A Sussex man's underwater picture of his wife cradling their baby in her arms has received international recognition and scooped a top award.
In the shot, water baby Steffi-Anne Chapman smiles and gurgles happily at her mother Nikki. To make the family circle complete, her dad Ian was behind the camera.
Friends persuaded Ian to enter four pictures into a competition run by web site underwaterphotography.com.
His shot of Nikki and Steffi-Anne won a silver medal.
Another close-up of Nikki admiring a passing clown fish, taken beneath the waves of the Caribbean, hooked a bronze.
Ian, 39, of The Twitten, Ditchling, is a carpenter, diving instructor, retained fireman at Keymer and a keen photographer.

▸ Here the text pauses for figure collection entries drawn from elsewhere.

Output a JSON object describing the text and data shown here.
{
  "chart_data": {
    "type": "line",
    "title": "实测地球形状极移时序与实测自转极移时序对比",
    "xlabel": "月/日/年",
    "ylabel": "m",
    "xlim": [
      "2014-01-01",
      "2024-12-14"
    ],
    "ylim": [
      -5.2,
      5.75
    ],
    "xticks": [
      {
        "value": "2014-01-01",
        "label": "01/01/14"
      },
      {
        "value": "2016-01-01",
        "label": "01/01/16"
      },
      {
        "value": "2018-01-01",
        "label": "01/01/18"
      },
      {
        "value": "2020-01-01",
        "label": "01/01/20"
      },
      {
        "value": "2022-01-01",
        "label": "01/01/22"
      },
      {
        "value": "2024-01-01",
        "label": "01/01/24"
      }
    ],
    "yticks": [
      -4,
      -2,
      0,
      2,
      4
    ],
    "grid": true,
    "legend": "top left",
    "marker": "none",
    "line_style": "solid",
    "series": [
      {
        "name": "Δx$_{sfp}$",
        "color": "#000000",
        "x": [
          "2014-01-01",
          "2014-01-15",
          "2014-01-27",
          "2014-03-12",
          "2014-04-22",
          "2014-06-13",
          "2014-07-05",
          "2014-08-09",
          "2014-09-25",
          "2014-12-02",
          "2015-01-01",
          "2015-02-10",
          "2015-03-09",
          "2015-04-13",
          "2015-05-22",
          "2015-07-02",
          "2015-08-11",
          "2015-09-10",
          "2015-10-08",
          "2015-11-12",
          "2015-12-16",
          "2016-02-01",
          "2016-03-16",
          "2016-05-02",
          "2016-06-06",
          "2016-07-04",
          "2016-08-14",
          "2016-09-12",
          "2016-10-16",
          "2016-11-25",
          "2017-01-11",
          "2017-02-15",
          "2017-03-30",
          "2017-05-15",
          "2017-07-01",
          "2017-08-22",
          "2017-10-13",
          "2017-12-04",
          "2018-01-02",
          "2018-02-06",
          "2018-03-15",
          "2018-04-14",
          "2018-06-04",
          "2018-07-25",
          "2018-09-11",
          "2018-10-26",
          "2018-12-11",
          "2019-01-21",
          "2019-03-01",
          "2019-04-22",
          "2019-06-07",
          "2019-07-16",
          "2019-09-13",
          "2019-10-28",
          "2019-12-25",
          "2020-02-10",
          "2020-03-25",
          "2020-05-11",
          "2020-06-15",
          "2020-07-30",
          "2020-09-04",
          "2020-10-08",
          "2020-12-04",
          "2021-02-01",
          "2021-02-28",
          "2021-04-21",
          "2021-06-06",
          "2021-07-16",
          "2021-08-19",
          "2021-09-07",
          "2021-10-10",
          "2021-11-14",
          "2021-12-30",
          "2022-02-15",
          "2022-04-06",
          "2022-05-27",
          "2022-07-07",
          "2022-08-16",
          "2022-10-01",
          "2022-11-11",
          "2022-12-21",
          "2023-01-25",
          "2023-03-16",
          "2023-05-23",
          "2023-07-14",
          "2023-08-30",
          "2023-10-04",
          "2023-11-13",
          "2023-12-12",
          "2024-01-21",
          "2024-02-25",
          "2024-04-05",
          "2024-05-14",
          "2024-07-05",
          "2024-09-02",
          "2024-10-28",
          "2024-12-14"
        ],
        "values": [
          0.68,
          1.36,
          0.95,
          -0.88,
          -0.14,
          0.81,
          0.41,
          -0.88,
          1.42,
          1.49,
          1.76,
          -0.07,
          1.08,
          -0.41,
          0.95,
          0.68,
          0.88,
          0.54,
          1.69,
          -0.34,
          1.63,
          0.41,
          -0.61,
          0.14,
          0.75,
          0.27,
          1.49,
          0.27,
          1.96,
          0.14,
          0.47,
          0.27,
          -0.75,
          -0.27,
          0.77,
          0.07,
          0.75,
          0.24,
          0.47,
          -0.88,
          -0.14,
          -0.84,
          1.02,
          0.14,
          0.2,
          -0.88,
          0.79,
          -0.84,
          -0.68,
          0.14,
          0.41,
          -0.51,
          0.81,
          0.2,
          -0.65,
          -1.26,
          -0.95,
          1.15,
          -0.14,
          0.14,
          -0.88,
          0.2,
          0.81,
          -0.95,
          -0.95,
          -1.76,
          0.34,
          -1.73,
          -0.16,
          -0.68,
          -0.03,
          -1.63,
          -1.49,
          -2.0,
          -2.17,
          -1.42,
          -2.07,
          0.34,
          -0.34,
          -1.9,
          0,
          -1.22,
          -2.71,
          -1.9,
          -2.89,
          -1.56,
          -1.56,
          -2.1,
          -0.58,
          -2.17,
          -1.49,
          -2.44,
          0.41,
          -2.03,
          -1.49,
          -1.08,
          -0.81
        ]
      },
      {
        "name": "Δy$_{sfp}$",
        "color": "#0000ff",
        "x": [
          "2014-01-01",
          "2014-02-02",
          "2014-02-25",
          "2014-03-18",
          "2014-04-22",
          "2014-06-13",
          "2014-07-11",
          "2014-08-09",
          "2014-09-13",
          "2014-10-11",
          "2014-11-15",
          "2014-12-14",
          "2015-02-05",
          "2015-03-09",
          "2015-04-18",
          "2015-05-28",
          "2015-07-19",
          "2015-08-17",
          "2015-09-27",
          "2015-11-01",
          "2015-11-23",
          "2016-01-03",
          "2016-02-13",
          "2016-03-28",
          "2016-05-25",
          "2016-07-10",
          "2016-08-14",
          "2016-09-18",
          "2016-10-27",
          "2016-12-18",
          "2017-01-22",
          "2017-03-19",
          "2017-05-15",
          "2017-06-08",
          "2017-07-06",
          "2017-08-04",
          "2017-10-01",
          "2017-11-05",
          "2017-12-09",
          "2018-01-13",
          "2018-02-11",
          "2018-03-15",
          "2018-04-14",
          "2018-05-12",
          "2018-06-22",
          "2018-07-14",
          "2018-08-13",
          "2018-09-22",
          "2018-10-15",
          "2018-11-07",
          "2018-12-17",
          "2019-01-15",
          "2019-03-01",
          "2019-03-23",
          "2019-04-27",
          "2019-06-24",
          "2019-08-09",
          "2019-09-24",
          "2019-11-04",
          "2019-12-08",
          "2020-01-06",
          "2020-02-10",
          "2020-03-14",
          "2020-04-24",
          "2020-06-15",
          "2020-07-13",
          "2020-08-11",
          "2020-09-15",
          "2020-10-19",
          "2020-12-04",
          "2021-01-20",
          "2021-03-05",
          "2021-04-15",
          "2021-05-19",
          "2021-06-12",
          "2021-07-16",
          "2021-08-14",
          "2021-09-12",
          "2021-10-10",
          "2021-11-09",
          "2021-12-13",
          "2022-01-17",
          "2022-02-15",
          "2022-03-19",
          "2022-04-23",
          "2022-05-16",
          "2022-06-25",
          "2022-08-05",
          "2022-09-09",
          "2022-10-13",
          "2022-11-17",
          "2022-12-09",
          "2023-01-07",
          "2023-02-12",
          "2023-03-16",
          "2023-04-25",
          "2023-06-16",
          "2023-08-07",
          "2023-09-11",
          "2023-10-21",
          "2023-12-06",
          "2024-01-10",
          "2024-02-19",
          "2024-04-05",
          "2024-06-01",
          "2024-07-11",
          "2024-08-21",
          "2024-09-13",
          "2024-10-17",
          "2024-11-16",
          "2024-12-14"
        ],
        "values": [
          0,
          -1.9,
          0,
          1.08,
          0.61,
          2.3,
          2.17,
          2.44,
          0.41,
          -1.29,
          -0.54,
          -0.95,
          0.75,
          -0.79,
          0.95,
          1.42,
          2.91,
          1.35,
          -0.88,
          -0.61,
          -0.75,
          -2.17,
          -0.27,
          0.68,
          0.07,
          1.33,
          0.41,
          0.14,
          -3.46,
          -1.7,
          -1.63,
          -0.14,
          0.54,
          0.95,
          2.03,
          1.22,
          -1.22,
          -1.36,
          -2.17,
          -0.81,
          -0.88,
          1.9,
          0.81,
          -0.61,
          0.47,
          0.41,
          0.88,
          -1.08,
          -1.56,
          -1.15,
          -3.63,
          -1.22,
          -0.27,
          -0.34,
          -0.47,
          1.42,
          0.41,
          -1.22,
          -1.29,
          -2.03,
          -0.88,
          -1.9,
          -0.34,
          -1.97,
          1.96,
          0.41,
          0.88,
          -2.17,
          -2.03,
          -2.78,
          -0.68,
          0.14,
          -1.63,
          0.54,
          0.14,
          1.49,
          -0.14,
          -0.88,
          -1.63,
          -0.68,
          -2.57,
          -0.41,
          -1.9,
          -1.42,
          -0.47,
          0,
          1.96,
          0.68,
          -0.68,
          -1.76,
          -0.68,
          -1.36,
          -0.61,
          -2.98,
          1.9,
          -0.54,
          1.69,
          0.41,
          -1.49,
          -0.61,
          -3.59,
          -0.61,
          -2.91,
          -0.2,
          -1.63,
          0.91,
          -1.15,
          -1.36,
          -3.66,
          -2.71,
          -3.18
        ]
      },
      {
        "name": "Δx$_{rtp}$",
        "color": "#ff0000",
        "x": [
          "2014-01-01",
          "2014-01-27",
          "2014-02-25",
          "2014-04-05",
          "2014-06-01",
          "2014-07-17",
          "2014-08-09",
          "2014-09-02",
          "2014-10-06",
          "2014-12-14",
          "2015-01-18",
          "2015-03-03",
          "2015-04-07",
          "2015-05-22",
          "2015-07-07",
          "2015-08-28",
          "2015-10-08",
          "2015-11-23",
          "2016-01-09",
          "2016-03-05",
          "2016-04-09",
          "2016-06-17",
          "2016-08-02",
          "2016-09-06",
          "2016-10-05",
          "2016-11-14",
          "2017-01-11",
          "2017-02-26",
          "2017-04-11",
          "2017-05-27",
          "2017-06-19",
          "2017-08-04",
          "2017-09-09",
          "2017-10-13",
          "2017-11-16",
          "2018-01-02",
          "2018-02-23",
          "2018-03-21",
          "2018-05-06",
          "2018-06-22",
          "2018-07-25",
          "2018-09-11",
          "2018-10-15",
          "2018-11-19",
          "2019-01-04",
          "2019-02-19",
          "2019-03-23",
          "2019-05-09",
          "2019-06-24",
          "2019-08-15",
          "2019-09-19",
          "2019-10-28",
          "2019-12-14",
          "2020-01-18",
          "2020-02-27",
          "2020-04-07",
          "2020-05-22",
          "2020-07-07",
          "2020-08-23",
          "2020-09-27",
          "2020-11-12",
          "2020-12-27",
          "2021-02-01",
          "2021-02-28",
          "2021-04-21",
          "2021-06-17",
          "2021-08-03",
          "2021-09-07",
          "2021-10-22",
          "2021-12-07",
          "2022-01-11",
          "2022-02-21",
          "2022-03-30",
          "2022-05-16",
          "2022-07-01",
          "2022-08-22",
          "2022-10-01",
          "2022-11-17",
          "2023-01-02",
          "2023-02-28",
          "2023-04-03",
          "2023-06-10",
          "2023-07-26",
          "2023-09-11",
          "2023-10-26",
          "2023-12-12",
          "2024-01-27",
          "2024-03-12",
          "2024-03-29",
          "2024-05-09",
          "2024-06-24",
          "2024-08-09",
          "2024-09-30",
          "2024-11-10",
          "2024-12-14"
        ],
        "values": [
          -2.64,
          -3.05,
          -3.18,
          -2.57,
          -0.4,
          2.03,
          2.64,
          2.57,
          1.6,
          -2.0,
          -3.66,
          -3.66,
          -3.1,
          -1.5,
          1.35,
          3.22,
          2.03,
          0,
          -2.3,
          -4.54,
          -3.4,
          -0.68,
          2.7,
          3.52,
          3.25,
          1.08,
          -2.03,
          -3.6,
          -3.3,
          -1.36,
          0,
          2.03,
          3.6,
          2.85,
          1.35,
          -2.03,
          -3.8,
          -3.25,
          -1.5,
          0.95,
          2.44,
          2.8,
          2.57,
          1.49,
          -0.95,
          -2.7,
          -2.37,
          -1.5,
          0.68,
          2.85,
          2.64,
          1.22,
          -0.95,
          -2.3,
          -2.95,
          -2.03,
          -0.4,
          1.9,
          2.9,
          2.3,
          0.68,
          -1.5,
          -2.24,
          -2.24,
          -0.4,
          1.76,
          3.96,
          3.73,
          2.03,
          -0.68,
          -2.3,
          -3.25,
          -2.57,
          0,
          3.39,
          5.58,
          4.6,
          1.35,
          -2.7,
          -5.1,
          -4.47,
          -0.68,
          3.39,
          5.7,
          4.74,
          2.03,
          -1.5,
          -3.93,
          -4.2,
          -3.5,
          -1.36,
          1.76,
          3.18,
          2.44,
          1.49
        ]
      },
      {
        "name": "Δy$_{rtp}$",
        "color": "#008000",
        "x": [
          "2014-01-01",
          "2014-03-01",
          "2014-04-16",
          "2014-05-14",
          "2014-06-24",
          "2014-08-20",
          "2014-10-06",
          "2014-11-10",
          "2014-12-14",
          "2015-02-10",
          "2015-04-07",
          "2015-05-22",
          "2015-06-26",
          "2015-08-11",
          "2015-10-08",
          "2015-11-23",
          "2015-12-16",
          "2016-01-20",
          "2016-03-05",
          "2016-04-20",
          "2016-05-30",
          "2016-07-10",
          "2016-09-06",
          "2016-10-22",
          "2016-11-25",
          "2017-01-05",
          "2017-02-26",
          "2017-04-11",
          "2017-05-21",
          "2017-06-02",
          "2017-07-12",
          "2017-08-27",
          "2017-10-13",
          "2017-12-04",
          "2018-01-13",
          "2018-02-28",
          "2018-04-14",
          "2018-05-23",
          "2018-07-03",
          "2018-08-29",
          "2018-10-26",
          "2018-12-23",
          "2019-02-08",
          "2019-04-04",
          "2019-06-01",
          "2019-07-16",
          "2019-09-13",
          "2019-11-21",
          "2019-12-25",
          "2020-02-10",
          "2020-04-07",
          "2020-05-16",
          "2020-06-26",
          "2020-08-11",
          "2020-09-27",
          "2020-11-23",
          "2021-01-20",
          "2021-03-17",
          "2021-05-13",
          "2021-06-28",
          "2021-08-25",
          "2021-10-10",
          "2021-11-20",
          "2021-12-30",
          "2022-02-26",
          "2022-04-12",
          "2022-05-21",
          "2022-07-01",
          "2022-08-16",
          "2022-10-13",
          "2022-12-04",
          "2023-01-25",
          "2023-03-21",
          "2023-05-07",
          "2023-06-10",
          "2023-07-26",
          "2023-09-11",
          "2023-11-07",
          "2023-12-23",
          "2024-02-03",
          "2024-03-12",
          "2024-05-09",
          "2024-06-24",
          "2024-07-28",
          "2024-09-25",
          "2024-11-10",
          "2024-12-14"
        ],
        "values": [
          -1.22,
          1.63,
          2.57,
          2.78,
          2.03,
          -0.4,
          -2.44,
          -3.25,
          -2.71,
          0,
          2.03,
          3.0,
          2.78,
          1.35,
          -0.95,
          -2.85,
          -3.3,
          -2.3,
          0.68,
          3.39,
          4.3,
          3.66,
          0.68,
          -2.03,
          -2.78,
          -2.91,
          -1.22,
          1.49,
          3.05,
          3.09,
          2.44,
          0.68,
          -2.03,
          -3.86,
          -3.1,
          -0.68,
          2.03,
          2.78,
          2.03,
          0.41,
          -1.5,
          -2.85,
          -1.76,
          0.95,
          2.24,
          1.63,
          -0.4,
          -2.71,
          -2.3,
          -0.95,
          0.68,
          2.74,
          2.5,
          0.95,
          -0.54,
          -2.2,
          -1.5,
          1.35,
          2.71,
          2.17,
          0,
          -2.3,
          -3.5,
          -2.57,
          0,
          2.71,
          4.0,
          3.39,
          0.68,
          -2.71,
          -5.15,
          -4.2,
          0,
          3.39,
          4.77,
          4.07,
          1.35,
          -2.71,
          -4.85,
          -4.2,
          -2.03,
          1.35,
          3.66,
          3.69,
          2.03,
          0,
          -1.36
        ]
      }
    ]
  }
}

He is delighted at his first photographic accolade.
He said: "I've been taking photographs for ten years but I have never entered anything before so it's a great compliment to win two awards."
Capturing that special bond between mother and child took careful planning and, in the end, split-second luck.
Ian said: "Time is obviously of the essence and I knew in my mind's eye how I wanted the picture to look.
"But Steffi-Anne was eight months old and you only have a limited time for when a child will hold their breath. In that shot, Nikki smiled first and then Steffi-Anne just smiled back at her. It was an incredible moment."
Ian's love of diving brought Niki and him together.
He was working as a diving instructor in Cyprus when he began taking pictures in the seas off Larnaka.
When he returned to England, he met Nikki, a grown-up water baby and now a master diver.
When she became pregnant with Steffi-Anne, there was only one place they wanted her to be born - under water.
A birthing pool was installed in their dining room and Steffi-Anne arrived in the world amid a flurry of bubbles.
Ian said: "We were very much into marine stuff so we were keen to try this technique. It was the first time the midwife had done a water birth but it all went smoothly and since then she has been a water baby."
Steffi-Anne has been swimming since she was three months old.
She started splashing in a baby swimming class in Uckfield, where Ian's winning photograph was taken.
Now at five, she is a watersports fan just like her parents.
Ian said: "She will swim underwater as well, if not better, than on the surface. She finds it very, very natural.
"She has travelled across world with us and has been in different seas on diving holidays."
Ian, who works with Brighton Dive Company in Kemp Town, is now combining dive coaching with his hobby and teaching underwater photography.